Operations Considerations for Purchasing Data and Analytics Solutions

Finally, operations, supply chain, and logistics departments should also make sure that they are included in analytics selection processes, especially as the supply chain is now top of mind in the business world in light of geopolitical stresses and resulting shortages. This is an opportunity to translate manually tracked metrics across plants, remote offices, and field locations into more automated methods for data collection and analysis. However, to fully capture the context associated with manually collected data, analytic solutions may have to collect time series, geolocation, connected graph, and other non-standard data. This requires supporting analytic access for large volumes of data to create appropriate reports and to provide guidance to all stakeholders.
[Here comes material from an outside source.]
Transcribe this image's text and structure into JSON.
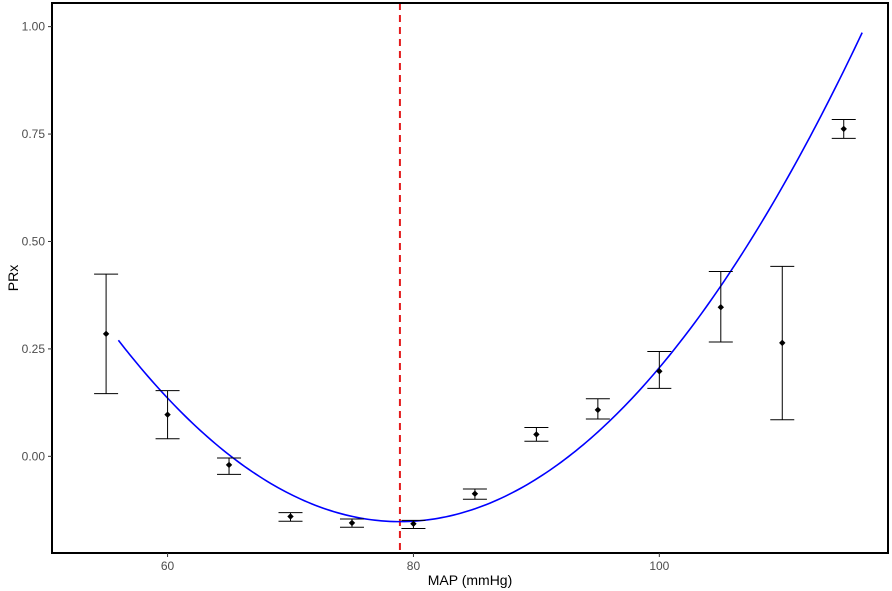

In addition, by digitizing this data, companies may gain additional insights by being able to combine operational data that was previously either siloed or off-line with more traditional enterprise applications.

Recommendations for operational departments considering new analytic solutions: The operational needs for data include a wide variety of formats which are often outside the visibility of the stakeholders that are most typically considered as analytic stakeholders: IT, data, finance, and sales. Make sure that your needs for highly available and high-performance analytics, especially for location and time-based analysis, are supported by any new analytics investment. In the 2020s when cloud computing is readily available and Moore’s Law continues to make computing more available, it should no longer be necessary to wait for hours to transform data or run a query to get the answer you are looking for, no matter how complicated it is. Life is short and computing is cheap: be demanding with your new analytics solutions. In addition, make sure that data-driven insights can be supported anywhere based on the computing and end-user interfaces available across all working locations.

The Key to Modern Enterprise Data Management: The Distributed Data Cloud

Across all of these areas, business stakeholders consistently see the need to support distributed and varied data sources and face the potential of having to support data that may be stored in a public cloud, private cloud, internally hosted server, or even specific edge computing or end-user devices. Across all of these needs, businesses should look for data architectures that explicitly support providing access to distributed data sources across a hybrid cloud environment on platforms that don’t care what your preferred technical infrastructure or preferred cloud vendor may be. Companies need a distributed data platform that is complex enough to handle any data, any source, and any computing platform to provide the simplicity of having business users choose to access what they need whenever they need it. This concept is currently being described as a Distributed Data Cloud which has the following qualities:

  • A platform-agnostic runtime where it doesn’t matter what cloud a company uses or what analytic solution is used to look at the data.
  • A common user experience that allows all users with similar access and analytic capabilities to support all data.
  • Shared cybersecurity, governance, risk management, and compliance features for any data
  • The ability to manage cost efficiencies for the data environment so that financial stewards can responsibly use technology to support enterprise data needs.
  • A single control plane across the “edge” and the hybrid cloud combination of private cloud, public cloud, data center, and other compute environments that process the data, analytics, and associated workflows to support digital services.

Business stakeholders pulled into a discussion regarding analytic solutions may find themselves overwhelmed by the technical jargon that inevitably is needed to describe the technologies involved. My hope is that the guidance provided in this blog will help business users to stay grounded, be better equipped to analyze solutions based on their particular expertise, and select analytics solutions while providing value to the business at large.